We are basically witnessing the end of demand for law school.
When the real estate market collapsed in 2007 the whole economy came down with it. Seven years later large portions of the country have recovered. Times are not exactly flush, and far too many Americans still don’t have jobs, but real estate has finally recovered and the country on the whole is in a relatively safe financial position.
But not everything has come back. One of those things still suffering is the American law school. Back before the recession there was a fairly high demand for a legal education. The financial wizardry of the early years of this century meant a need for vast armies of lawyers to manage all of those transactions. And companies had the money to pay for it.
Now that’s over. And so no one wants to go to law school. This graph explains the whole thing:

This is, apparently, the smallest law school class in 40 years. Law schools admitted only 39,675 first-year students last year. That’s a 30 percent decline from just four years ago. But 40 years ago America also had 53 fewer law schools. Now if only some more law schools could just close up shop, this whole supply and demand thing might work itself out.
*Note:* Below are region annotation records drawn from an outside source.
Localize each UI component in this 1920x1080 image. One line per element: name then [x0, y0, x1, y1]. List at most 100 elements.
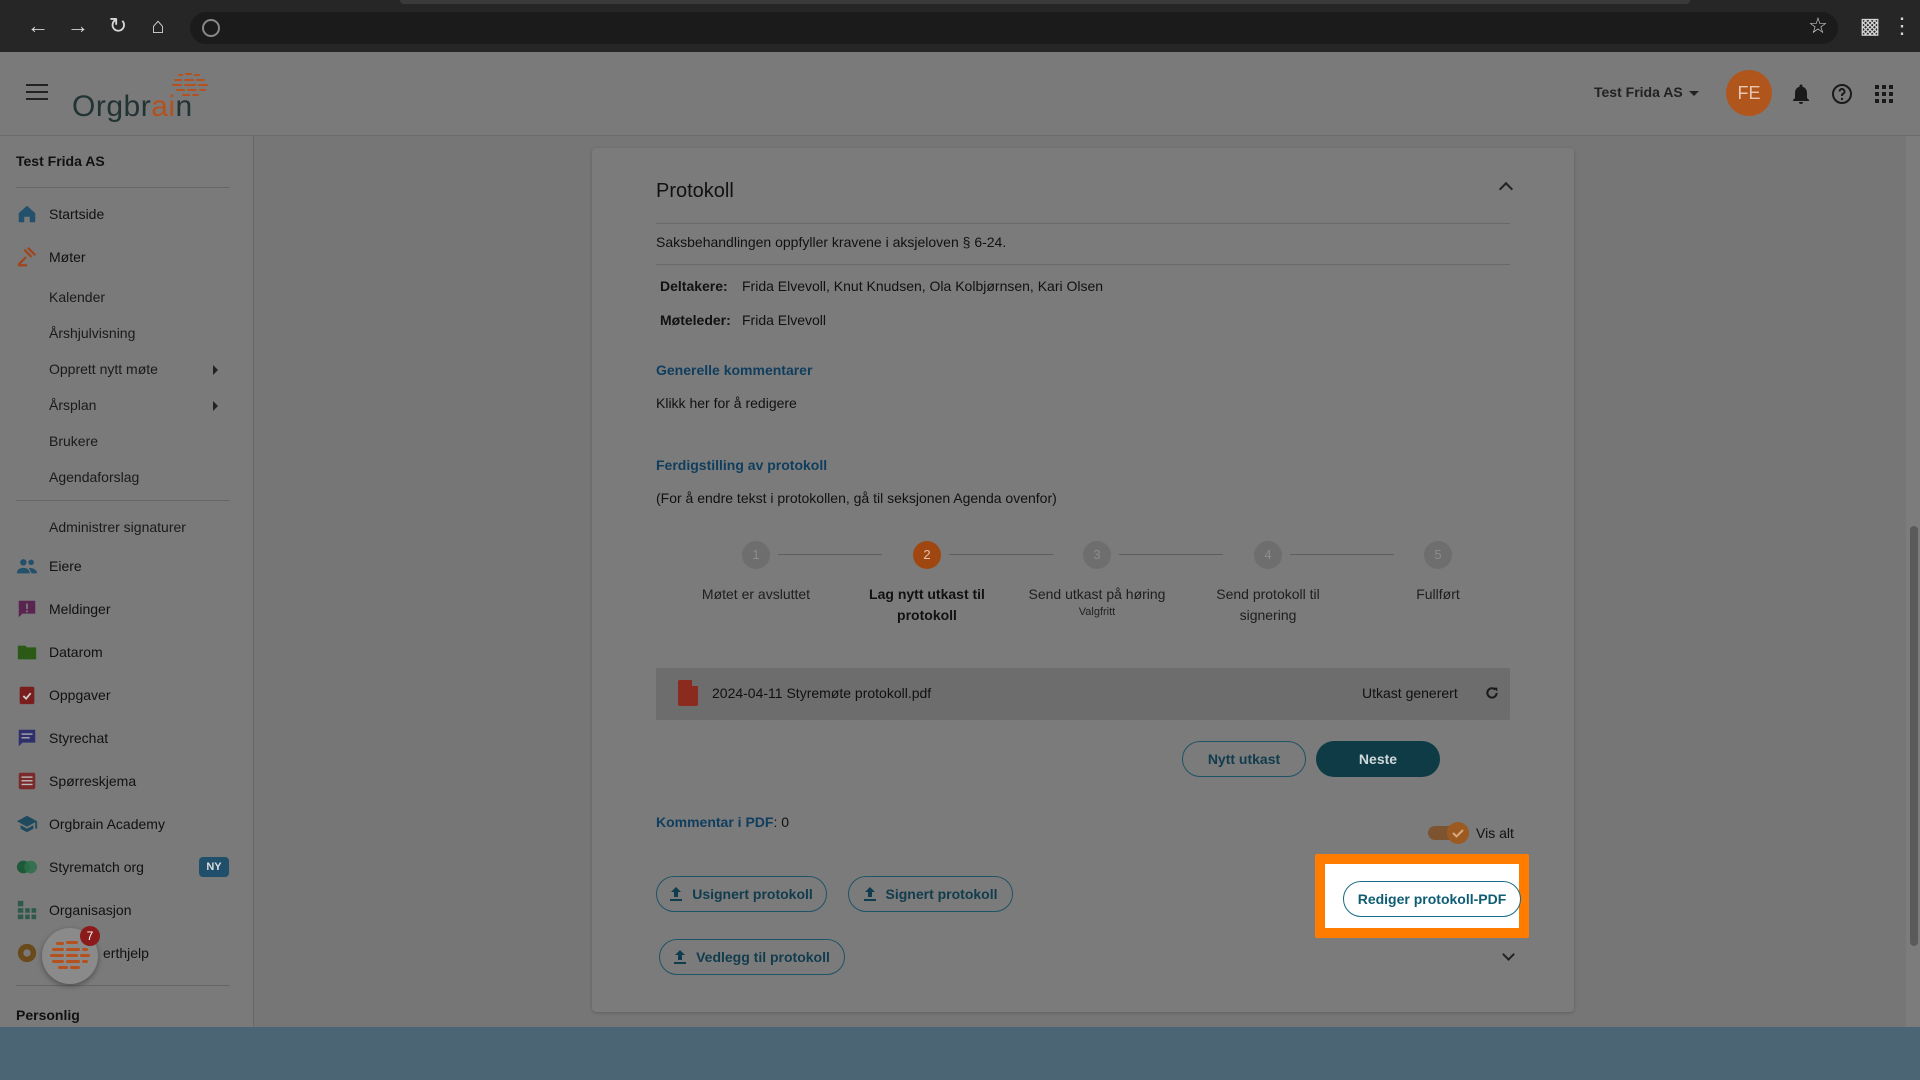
upload-signed-protocol-button[interactable]: Signert protokoll: [848, 876, 1013, 912]
sidebar-item-sporreskjema[interactable]: Spørreskjema: [16, 769, 136, 793]
reload-icon[interactable]: ↻: [106, 14, 130, 38]
sidebar-item-eiere[interactable]: Eiere: [16, 554, 82, 578]
help-icon: [17, 943, 37, 963]
chevron-right-icon[interactable]: [213, 365, 218, 375]
divider: [656, 264, 1510, 265]
next-button[interactable]: Neste: [1316, 741, 1440, 777]
back-icon[interactable]: ←: [26, 14, 50, 38]
show-all-label: Vis alt: [1476, 825, 1514, 841]
sidebar-item-styrechat[interactable]: Styrechat: [16, 726, 108, 750]
scrollbar[interactable]: [1906, 136, 1920, 1027]
highlight-frame: Rediger protokoll-PDF: [1315, 854, 1529, 938]
menu-icon[interactable]: [26, 84, 48, 100]
step-4-label: Send protokoll til signering: [1216, 586, 1320, 623]
step-5-circle: 5: [1424, 541, 1452, 569]
general-comments-edit[interactable]: Klikk her for å redigere: [656, 395, 797, 411]
extensions-icon[interactable]: ▩: [1858, 14, 1882, 38]
sidebar-item-label: Styrechat: [49, 730, 109, 746]
sidebar-item-styrematch-org[interactable]: Styrematch org: [16, 855, 144, 879]
sidebar-sub-agendaforslag[interactable]: Agendaforslag: [49, 469, 139, 485]
address-bar[interactable]: [190, 12, 1838, 44]
avatar[interactable]: FE: [1726, 70, 1772, 116]
people-icon: [16, 559, 38, 574]
sidebar-sub-arshjulvisning[interactable]: Årshjulvisning: [49, 325, 135, 341]
card-title: Protokoll: [656, 180, 734, 202]
caret-down-icon: [1688, 90, 1699, 96]
chat-icon: [18, 729, 36, 747]
divider: [16, 500, 230, 501]
new-draft-button[interactable]: Nytt utkast: [1182, 741, 1306, 777]
sidebar-item-orgbrain-academy[interactable]: Orgbrain Academy: [16, 812, 165, 836]
stepper-connector: [949, 554, 1053, 555]
sidebar-item-label: Oppgaver: [49, 687, 111, 703]
sidebar-section-personlig: Personlig: [16, 1007, 80, 1023]
apps-grid-icon[interactable]: [1872, 82, 1896, 106]
upload-unsigned-protocol-button[interactable]: Usignert protokoll: [656, 876, 827, 912]
sidebar-sub-kalender[interactable]: Kalender: [49, 289, 105, 305]
app-window: Orgbrain Test Frida AS FE Test Frida AS …: [0, 52, 1920, 1027]
upload-attachment-button[interactable]: Vedlegg til protokoll: [659, 939, 845, 975]
step-1-circle: 1: [742, 541, 770, 569]
organization-icon: [17, 900, 37, 920]
home-browser-icon[interactable]: ⌂: [146, 14, 170, 38]
sidebar-sub-administrer-signaturer[interactable]: Administrer signaturer: [49, 519, 186, 535]
logo-wordmark: Orgbrain: [72, 90, 193, 123]
sidebar-item-startside[interactable]: Startside: [16, 202, 104, 226]
sidebar-sub-brukere[interactable]: Brukere: [49, 433, 98, 449]
site-info-icon[interactable]: [202, 19, 220, 37]
stepper-connector: [1290, 554, 1394, 555]
step-4-circle: 4: [1254, 541, 1282, 569]
sidebar-item-label: Organisasjon: [49, 902, 132, 918]
step-3-circle: 3: [1083, 541, 1111, 569]
show-all-toggle[interactable]: [1447, 822, 1469, 844]
sidebar-sub-opprett-nytt-mote[interactable]: Opprett nytt møte: [49, 361, 158, 377]
top-navigation: Orgbrain Test Frida AS FE: [0, 52, 1920, 136]
bell-icon[interactable]: [1789, 82, 1813, 106]
chevron-down-icon[interactable]: [1502, 948, 1515, 961]
organization-selector[interactable]: Test Frida AS: [1594, 84, 1699, 100]
sidebar: Test Frida AS Startside Møter Kalender Å…: [0, 136, 254, 1027]
edit-protocol-pdf-button[interactable]: Rediger protokoll-PDF: [1343, 881, 1521, 917]
chevron-up-icon[interactable]: [1498, 181, 1514, 197]
upload-icon: [863, 887, 876, 901]
file-status: Utkast generert: [1362, 685, 1458, 701]
browser-toolbar: ← → ↻ ⌂ ☆ ▩ ⋮: [0, 0, 1920, 52]
finalize-heading: Ferdigstilling av protokoll: [656, 457, 828, 473]
step-5-label: Fullført: [1416, 586, 1460, 602]
protocol-file-row[interactable]: 2024-04-11 Styremøte protokoll.pdf Utkas…: [656, 668, 1510, 720]
sidebar-sub-arsplan[interactable]: Årsplan: [49, 397, 96, 413]
divider: [656, 223, 1510, 224]
sidebar-item-moter[interactable]: Møter: [16, 245, 86, 269]
sidebar-item-label: Datarom: [49, 644, 103, 660]
refresh-icon[interactable]: [1484, 685, 1500, 701]
message-icon: [18, 600, 36, 618]
new-badge: NY: [199, 857, 229, 877]
sidebar-item-organisasjon[interactable]: Organisasjon: [16, 898, 132, 922]
chevron-right-icon[interactable]: [213, 401, 218, 411]
file-name[interactable]: 2024-04-11 Styremøte protokoll.pdf: [712, 685, 931, 701]
forward-icon[interactable]: →: [66, 14, 90, 38]
orgbrain-logo[interactable]: Orgbrain: [72, 72, 212, 123]
general-comments-heading: Generelle kommentarer: [656, 362, 813, 378]
step-1-label: Møtet er avsluttet: [701, 586, 811, 602]
scrollbar-thumb[interactable]: [1910, 526, 1918, 946]
sidebar-item-datarom[interactable]: Datarom: [16, 640, 103, 664]
browser-tab-strip: [400, 0, 1690, 4]
step-3-optional: Valgfritt: [1078, 606, 1116, 618]
sidebar-item-label: Orgbrain Academy: [49, 816, 165, 832]
sidebar-item-oppgaver[interactable]: Oppgaver: [16, 683, 110, 707]
help-circle-icon[interactable]: [1830, 82, 1854, 106]
browser-menu-icon[interactable]: ⋮: [1890, 14, 1914, 38]
sidebar-item-meldinger[interactable]: Meldinger: [16, 597, 110, 621]
sidebar-org-title: Test Frida AS: [16, 153, 105, 169]
finalize-note: (For å endre tekst i protokollen, gå til…: [656, 490, 1057, 506]
match-icon: [16, 860, 38, 874]
participants-label: Deltakere:: [660, 278, 728, 294]
academy-icon: [16, 815, 38, 833]
stepper-connector: [1119, 554, 1223, 555]
stepper-connector: [778, 554, 882, 555]
check-icon: [1452, 829, 1464, 838]
step-2-label: Lag nytt utkast til protokoll: [869, 586, 985, 623]
upload-icon: [670, 887, 683, 901]
bookmark-star-icon[interactable]: ☆: [1806, 14, 1830, 38]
But then, as Hamilton Nolan puts it at Gawker, it can probably go down a whole hell of a lot more. The whole reason most people want to go to law school is because of dreams of great success in corporate law. They just write that they want to work in “public interest” for the essay section of the application. “If about 1% of the people who go to law school saying ‘I want to go into public interest law and really help people’ actually end up with public interest law jobs that actually help people,” Nolan writes, “law school enrollment can fall by another 99% with no harm to the general public.”